Since she had undertaken to show Wahaska precisely how to deport itself in the conventional field, Miss Grierson took a maid and a chaperon with her when she went to Florida. But when she returned in April, the maid had been left behind to marry the gamekeeper of one of the millionaire estates on Lake Worth, and little Miss Matthews, the ex-seamstress chaperon, had been dropped off in Illinois to visit relatives.

This is how it chanced that Margery, unwilling to set the Wahaskans a bad example, had telegraphed her father to meet her in St. Louis. Also, it shall account as it may for the far-reaching stroke of fate which seated the Griersons at Griswold's table in the Hotel Chouteau café, and afterward made them his fellow travellers in the north-bound sleeping-car Anita.

When Jasper Grierson travelled alone he was democratic enough to be satisfied with a section in the body of the car. But when Margery's tastes were to be consulted, the drawing-room was none too good. Indeed, as it transpired on the journey northward from St. Louis, the Anita's drawing-room proved to be not good enough.

"It is simply a crude insult, the way they wear out their old, broken-down cars on us up here!" she was protesting to her father, when they came back from the late dining-car breakfast. "You ought to do something about it." Miss Margery was at the moment fresh from "Florida Specials" and the solid-Pullman vestibuled luxuries of eastern winter travel.

Jasper Grierson's smile was a capitalistic acquirement, and some of his fellow-townsmen described it as "cast-iron." But for his daughter it was always indulgent.

"I don't own the railroad yet, Madgie; you'll have to give me a little more time," he pleaded, clipping the tip from a black cigar of heroic proportions and reaching for the box of safety matches.

"I'll begin now, if you are going to smoke that dreadful thing in this stuffy little den," was the unfilial retort; and the daughter found a magazine and exchanged the drawing-room with its threat of asphyxiation for a seat in the body of the car.

For a little while the magazine, or rather the pictures in it, sufficed for a time-killer.
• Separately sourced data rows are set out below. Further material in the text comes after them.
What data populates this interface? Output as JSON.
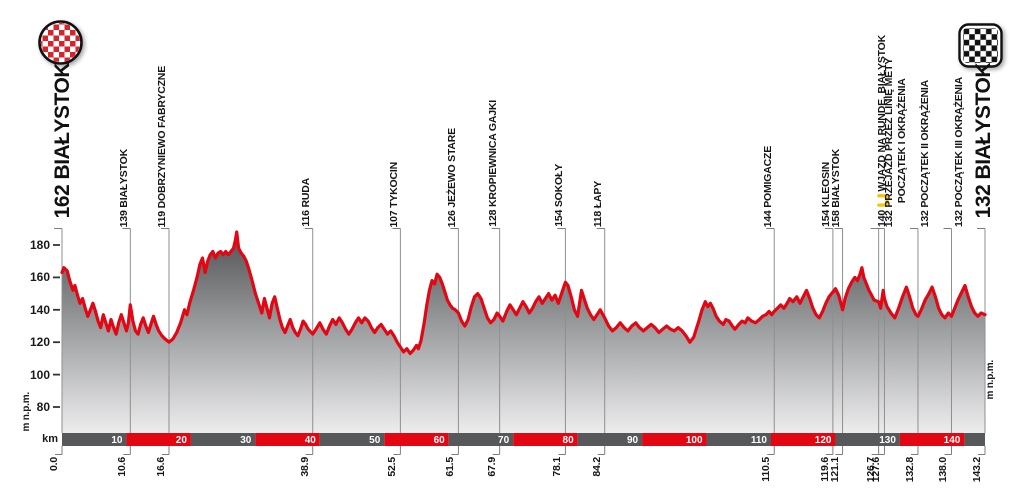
{
  "colors": {
    "profile_red": "#e30613",
    "bar_gray": "#57585a",
    "checker_red": "#d8232a",
    "waypoint_line_gray": "#8f8f8f",
    "hook_gray": "#7d7d7d",
    "text_dark": "#161616",
    "lap_icon_yellow": "#f5c400",
    "fill_top_gray": "#4f5052",
    "fill_bottom_gray": "#ededee"
  },
  "start": {
    "elevation": "162",
    "name": "BIAŁYSTOK",
    "label": "162 BIAŁYSTOK",
    "icon": "start-checkered-badge"
  },
  "finish": {
    "elevation": "132",
    "name": "BIAŁYSTOK",
    "label": "132 BIAŁYSTOK",
    "icon": "finish-checkered-flag"
  },
  "axis": {
    "unit_left": "m n.p.m.",
    "unit_right": "m n.p.m.",
    "km_label": "km",
    "y_ticks": [
      "180",
      "160",
      "140",
      "120",
      "100",
      "80"
    ]
  },
  "chart_data": {
    "type": "area",
    "xlabel": "km",
    "ylabel": "m n.p.m.",
    "x_range_km": [
      0,
      143.2
    ],
    "y_range_m": [
      80,
      190
    ],
    "grid": "vertical waypoint lines only",
    "legend": "none",
    "km_bar": {
      "interval_km": 10,
      "labels": [
        "10",
        "20",
        "30",
        "40",
        "50",
        "60",
        "70",
        "80",
        "90",
        "100",
        "110",
        "120",
        "130",
        "140"
      ],
      "alternating_colors": [
        "#57585a",
        "#e30613"
      ],
      "note": "segments alternate gray/red every 10 km, label at right end of each segment"
    },
    "waypoints": [
      {
        "km": 0.0,
        "km_label": "0.0",
        "elevation": 162,
        "name": "BIAŁYSTOK",
        "type": "start"
      },
      {
        "km": 10.6,
        "km_label": "10.6",
        "elevation": 139,
        "name": "BIAŁYSTOK",
        "label": "139 BIAŁYSTOK"
      },
      {
        "km": 16.6,
        "km_label": "16.6",
        "elevation": 119,
        "name": "DOBRZYNIEWO FABRYCZNE",
        "label": "119 DOBRZYNIEWO FABRYCZNE"
      },
      {
        "km": 38.9,
        "km_label": "38.9",
        "elevation": 116,
        "name": "RUDA",
        "label": "116 RUDA"
      },
      {
        "km": 52.5,
        "km_label": "52.5",
        "elevation": 107,
        "name": "TYKOCIN",
        "label": "107 TYKOCIN"
      },
      {
        "km": 61.5,
        "km_label": "61.5",
        "elevation": 126,
        "name": "JEŻEWO STARE",
        "label": "126 JEŻEWO STARE"
      },
      {
        "km": 67.9,
        "km_label": "67.9",
        "elevation": 128,
        "name": "KROPIEWNICA GAJKI",
        "label": "128 KROPIEWNICA GAJKI"
      },
      {
        "km": 78.1,
        "km_label": "78.1",
        "elevation": 154,
        "name": "SOKOŁY",
        "label": "154 SOKOŁY"
      },
      {
        "km": 84.2,
        "km_label": "84.2",
        "elevation": 118,
        "name": "ŁAPY",
        "label": "118 ŁAPY"
      },
      {
        "km": 110.5,
        "km_label": "110.5",
        "elevation": 144,
        "name": "POMIGACZE",
        "label": "144 POMIGACZE"
      },
      {
        "km": 119.6,
        "km_label": "119.6",
        "elevation": 154,
        "name": "KLEOSIN",
        "label": "154 KLEOSIN"
      },
      {
        "km": 121.1,
        "km_label": "121.1",
        "elevation": 158,
        "name": "BIAŁYSTOK",
        "label": "158 BIAŁYSTOK"
      },
      {
        "km": 126.7,
        "km_label": "126.7",
        "elevation": 140,
        "name": "WJAZD NA RUNDĘ, BIAŁYSTOK",
        "label_prefix": "140 ",
        "icon": "lap-loop-icon",
        "label_name": " WJAZD NA RUNDĘ, BIAŁYSTOK"
      },
      {
        "km": 127.6,
        "km_label": "127.6",
        "elevation": 132,
        "name": "PRZEJAZD PRZEZ LINIĘ METY / POCZĄTEK I OKRĄŻENIA",
        "lines": [
          "132 PRZEJAZD PRZEZ LINIĘ METY",
          "POCZĄTEK I OKRĄŻENIA"
        ]
      },
      {
        "km": 132.8,
        "km_label": "132.8",
        "elevation": 132,
        "name": "POCZĄTEK II OKRĄŻENIA",
        "label": "132 POCZĄTEK II OKRĄŻENIA"
      },
      {
        "km": 138.0,
        "km_label": "138.0",
        "elevation": 132,
        "name": "POCZĄTEK III OKRĄŻENIA",
        "label": "132 POCZĄTEK III OKRĄŻENIA"
      },
      {
        "km": 143.2,
        "km_label": "143.2",
        "elevation": 132,
        "name": "BIAŁYSTOK",
        "type": "finish"
      }
    ],
    "profile": [
      [
        0,
        163
      ],
      [
        0.3,
        166
      ],
      [
        0.8,
        164
      ],
      [
        1.2,
        158
      ],
      [
        1.7,
        152
      ],
      [
        2,
        155
      ],
      [
        2.4,
        149
      ],
      [
        2.8,
        144
      ],
      [
        3.2,
        147
      ],
      [
        3.6,
        141
      ],
      [
        4,
        136
      ],
      [
        4.4,
        140
      ],
      [
        4.8,
        144
      ],
      [
        5.2,
        139
      ],
      [
        5.6,
        133
      ],
      [
        6,
        129
      ],
      [
        6.4,
        137
      ],
      [
        6.8,
        132
      ],
      [
        7.2,
        127
      ],
      [
        7.6,
        134
      ],
      [
        8,
        129
      ],
      [
        8.4,
        125
      ],
      [
        8.8,
        132
      ],
      [
        9.2,
        137
      ],
      [
        9.6,
        132
      ],
      [
        10,
        127
      ],
      [
        10.3,
        132
      ],
      [
        10.6,
        143
      ],
      [
        11,
        133
      ],
      [
        11.4,
        127
      ],
      [
        11.8,
        125
      ],
      [
        12.2,
        131
      ],
      [
        12.6,
        135
      ],
      [
        13,
        130
      ],
      [
        13.4,
        126
      ],
      [
        13.8,
        131
      ],
      [
        14.2,
        136
      ],
      [
        14.6,
        131
      ],
      [
        15,
        127
      ],
      [
        15.5,
        124
      ],
      [
        16,
        122
      ],
      [
        16.6,
        120
      ],
      [
        17.2,
        122
      ],
      [
        17.8,
        126
      ],
      [
        18.4,
        132
      ],
      [
        19,
        140
      ],
      [
        19.4,
        137
      ],
      [
        19.8,
        144
      ],
      [
        20.4,
        152
      ],
      [
        21,
        161
      ],
      [
        21.4,
        168
      ],
      [
        21.8,
        172
      ],
      [
        22.2,
        163
      ],
      [
        22.6,
        170
      ],
      [
        23,
        174
      ],
      [
        23.4,
        176
      ],
      [
        23.8,
        172
      ],
      [
        24.2,
        175
      ],
      [
        24.6,
        176
      ],
      [
        25,
        174
      ],
      [
        25.4,
        176
      ],
      [
        25.8,
        174
      ],
      [
        26.2,
        176
      ],
      [
        26.6,
        178
      ],
      [
        26.9,
        183
      ],
      [
        27.1,
        188
      ],
      [
        27.4,
        178
      ],
      [
        27.8,
        175
      ],
      [
        28.2,
        173
      ],
      [
        28.6,
        170
      ],
      [
        29,
        165
      ],
      [
        29.5,
        158
      ],
      [
        30,
        150
      ],
      [
        30.5,
        144
      ],
      [
        31,
        138
      ],
      [
        31.4,
        147
      ],
      [
        31.8,
        141
      ],
      [
        32.2,
        135
      ],
      [
        32.6,
        144
      ],
      [
        33,
        148
      ],
      [
        33.4,
        141
      ],
      [
        33.8,
        134
      ],
      [
        34.2,
        129
      ],
      [
        34.6,
        126
      ],
      [
        35,
        130
      ],
      [
        35.4,
        134
      ],
      [
        35.8,
        129
      ],
      [
        36.2,
        126
      ],
      [
        36.6,
        124
      ],
      [
        37,
        128
      ],
      [
        37.4,
        133
      ],
      [
        37.8,
        131
      ],
      [
        38.2,
        128
      ],
      [
        38.9,
        125
      ],
      [
        39.4,
        128
      ],
      [
        40,
        132
      ],
      [
        40.5,
        128
      ],
      [
        41,
        125
      ],
      [
        41.5,
        130
      ],
      [
        42,
        134
      ],
      [
        42.5,
        131
      ],
      [
        43,
        135
      ],
      [
        43.5,
        132
      ],
      [
        44,
        128
      ],
      [
        44.5,
        125
      ],
      [
        45,
        128
      ],
      [
        45.5,
        132
      ],
      [
        46,
        135
      ],
      [
        46.5,
        132
      ],
      [
        47,
        135
      ],
      [
        47.5,
        133
      ],
      [
        48,
        129
      ],
      [
        48.5,
        126
      ],
      [
        49,
        129
      ],
      [
        49.5,
        131
      ],
      [
        50,
        128
      ],
      [
        50.5,
        125
      ],
      [
        51,
        127
      ],
      [
        51.5,
        124
      ],
      [
        52,
        120
      ],
      [
        52.5,
        117
      ],
      [
        53,
        114
      ],
      [
        53.5,
        116
      ],
      [
        54,
        113
      ],
      [
        54.5,
        115
      ],
      [
        55,
        118
      ],
      [
        55.3,
        116
      ],
      [
        55.7,
        121
      ],
      [
        56.2,
        132
      ],
      [
        56.6,
        143
      ],
      [
        57,
        152
      ],
      [
        57.4,
        158
      ],
      [
        57.8,
        156
      ],
      [
        58.2,
        162
      ],
      [
        58.6,
        160
      ],
      [
        59,
        156
      ],
      [
        59.4,
        151
      ],
      [
        59.8,
        146
      ],
      [
        60.2,
        143
      ],
      [
        60.6,
        141
      ],
      [
        61,
        140
      ],
      [
        61.5,
        138
      ],
      [
        62,
        133
      ],
      [
        62.5,
        130
      ],
      [
        63,
        134
      ],
      [
        63.5,
        142
      ],
      [
        64,
        148
      ],
      [
        64.5,
        150
      ],
      [
        65,
        147
      ],
      [
        65.5,
        141
      ],
      [
        66,
        135
      ],
      [
        66.5,
        132
      ],
      [
        67,
        134
      ],
      [
        67.5,
        138
      ],
      [
        67.9,
        136
      ],
      [
        68.4,
        133
      ],
      [
        69,
        139
      ],
      [
        69.5,
        143
      ],
      [
        70,
        140
      ],
      [
        70.5,
        137
      ],
      [
        71,
        141
      ],
      [
        71.5,
        145
      ],
      [
        72,
        142
      ],
      [
        72.5,
        138
      ],
      [
        73,
        141
      ],
      [
        73.5,
        145
      ],
      [
        74,
        148
      ],
      [
        74.5,
        144
      ],
      [
        75,
        147
      ],
      [
        75.5,
        150
      ],
      [
        76,
        146
      ],
      [
        76.5,
        149
      ],
      [
        77,
        144
      ],
      [
        77.5,
        150
      ],
      [
        78.1,
        157
      ],
      [
        78.5,
        155
      ],
      [
        79,
        148
      ],
      [
        79.5,
        140
      ],
      [
        80,
        136
      ],
      [
        80.6,
        152
      ],
      [
        81,
        147
      ],
      [
        81.5,
        141
      ],
      [
        82,
        137
      ],
      [
        82.5,
        134
      ],
      [
        83,
        137
      ],
      [
        83.5,
        140
      ],
      [
        84.2,
        135
      ],
      [
        84.8,
        130
      ],
      [
        85.4,
        127
      ],
      [
        86,
        129
      ],
      [
        86.6,
        132
      ],
      [
        87.2,
        129
      ],
      [
        87.8,
        127
      ],
      [
        88.4,
        130
      ],
      [
        89,
        132
      ],
      [
        89.6,
        129
      ],
      [
        90.2,
        127
      ],
      [
        90.8,
        129
      ],
      [
        91.4,
        131
      ],
      [
        92,
        129
      ],
      [
        92.6,
        126
      ],
      [
        93.2,
        128
      ],
      [
        93.8,
        130
      ],
      [
        94.4,
        128
      ],
      [
        95,
        127
      ],
      [
        95.6,
        129
      ],
      [
        96.2,
        127
      ],
      [
        96.8,
        124
      ],
      [
        97.4,
        120
      ],
      [
        98,
        123
      ],
      [
        98.4,
        128
      ],
      [
        98.8,
        133
      ],
      [
        99.3,
        140
      ],
      [
        99.8,
        145
      ],
      [
        100.2,
        142
      ],
      [
        100.6,
        144
      ],
      [
        101,
        141
      ],
      [
        101.5,
        136
      ],
      [
        102,
        133
      ],
      [
        102.6,
        131
      ],
      [
        103,
        134
      ],
      [
        103.5,
        133
      ],
      [
        104,
        130
      ],
      [
        104.4,
        128
      ],
      [
        105,
        131
      ],
      [
        105.5,
        133
      ],
      [
        106,
        132
      ],
      [
        106.4,
        135
      ],
      [
        107,
        133
      ],
      [
        107.6,
        132
      ],
      [
        108.2,
        134
      ],
      [
        108.7,
        136
      ],
      [
        109.2,
        137
      ],
      [
        109.7,
        139
      ],
      [
        110.1,
        137
      ],
      [
        110.5,
        139
      ],
      [
        111,
        141
      ],
      [
        111.5,
        143
      ],
      [
        112,
        141
      ],
      [
        112.5,
        144
      ],
      [
        112.9,
        147
      ],
      [
        113.4,
        145
      ],
      [
        114,
        148
      ],
      [
        114.5,
        144
      ],
      [
        115,
        148
      ],
      [
        115.5,
        152
      ],
      [
        116,
        147
      ],
      [
        116.5,
        141
      ],
      [
        117,
        137
      ],
      [
        117.5,
        135
      ],
      [
        118,
        139
      ],
      [
        118.5,
        144
      ],
      [
        119,
        148
      ],
      [
        119.6,
        151
      ],
      [
        120,
        153
      ],
      [
        120.5,
        149
      ],
      [
        121.1,
        140
      ],
      [
        121.5,
        147
      ],
      [
        122,
        153
      ],
      [
        122.5,
        157
      ],
      [
        123,
        160
      ],
      [
        123.4,
        158
      ],
      [
        123.8,
        162
      ],
      [
        124.1,
        166
      ],
      [
        124.4,
        160
      ],
      [
        124.8,
        156
      ],
      [
        125.2,
        152
      ],
      [
        125.6,
        149
      ],
      [
        126,
        146
      ],
      [
        126.7,
        145
      ],
      [
        127,
        141
      ],
      [
        127.4,
        152
      ],
      [
        127.6,
        147
      ],
      [
        128,
        142
      ],
      [
        128.6,
        138
      ],
      [
        129.2,
        135
      ],
      [
        129.8,
        141
      ],
      [
        130.4,
        148
      ],
      [
        131,
        154
      ],
      [
        131.5,
        148
      ],
      [
        132,
        141
      ],
      [
        132.5,
        137
      ],
      [
        132.8,
        136
      ],
      [
        133.3,
        140
      ],
      [
        133.9,
        146
      ],
      [
        134.5,
        150
      ],
      [
        135,
        154
      ],
      [
        135.5,
        148
      ],
      [
        136,
        141
      ],
      [
        136.5,
        137
      ],
      [
        137,
        135
      ],
      [
        137.5,
        138
      ],
      [
        138,
        136
      ],
      [
        138.5,
        141
      ],
      [
        139,
        146
      ],
      [
        139.6,
        151
      ],
      [
        140.1,
        155
      ],
      [
        140.6,
        148
      ],
      [
        141.1,
        142
      ],
      [
        141.6,
        138
      ],
      [
        142.1,
        136
      ],
      [
        142.6,
        138
      ],
      [
        143.2,
        137
      ]
    ]
  }
}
Farther along, the panorama of eastern Iowa unrolling itself beside the path of the train served as an alternative to the pictured pages. When both the book and the out-door prospect palled upon her, Miss Margery tried to interest herself in her immediate surroundings.

The material was not promising. Two old ladies dozing in the section diagonally across the aisle, four school-girls munching chocolates and restlessly shifting from seat to seat in the farther half of the car, and the conductor methodically making out his reports in the section opposite, summed up the human interest, or at least the visible part of it. Half-way down the car one of the sections was still curtained and bulkheaded; and when Miss Grierson curled up in her seat and closed her eyes she was wondering vaguely why the porter had left this one section undisturbed in the morning scene-shifting.

The northward-flying train was crossing a river, and the dining-car waiter was crying the luncheon summons, when Margery awoke to realize the comforting fact that she had successfully slept the forenoon away. With the eye-opening came a recurrence of the last-remembered waking thought—the wonder why the curtained section was still undisturbed. When she was leaving the Anita with her father, the explanation suggested itself: of course, the occupant of the middle section must be ill.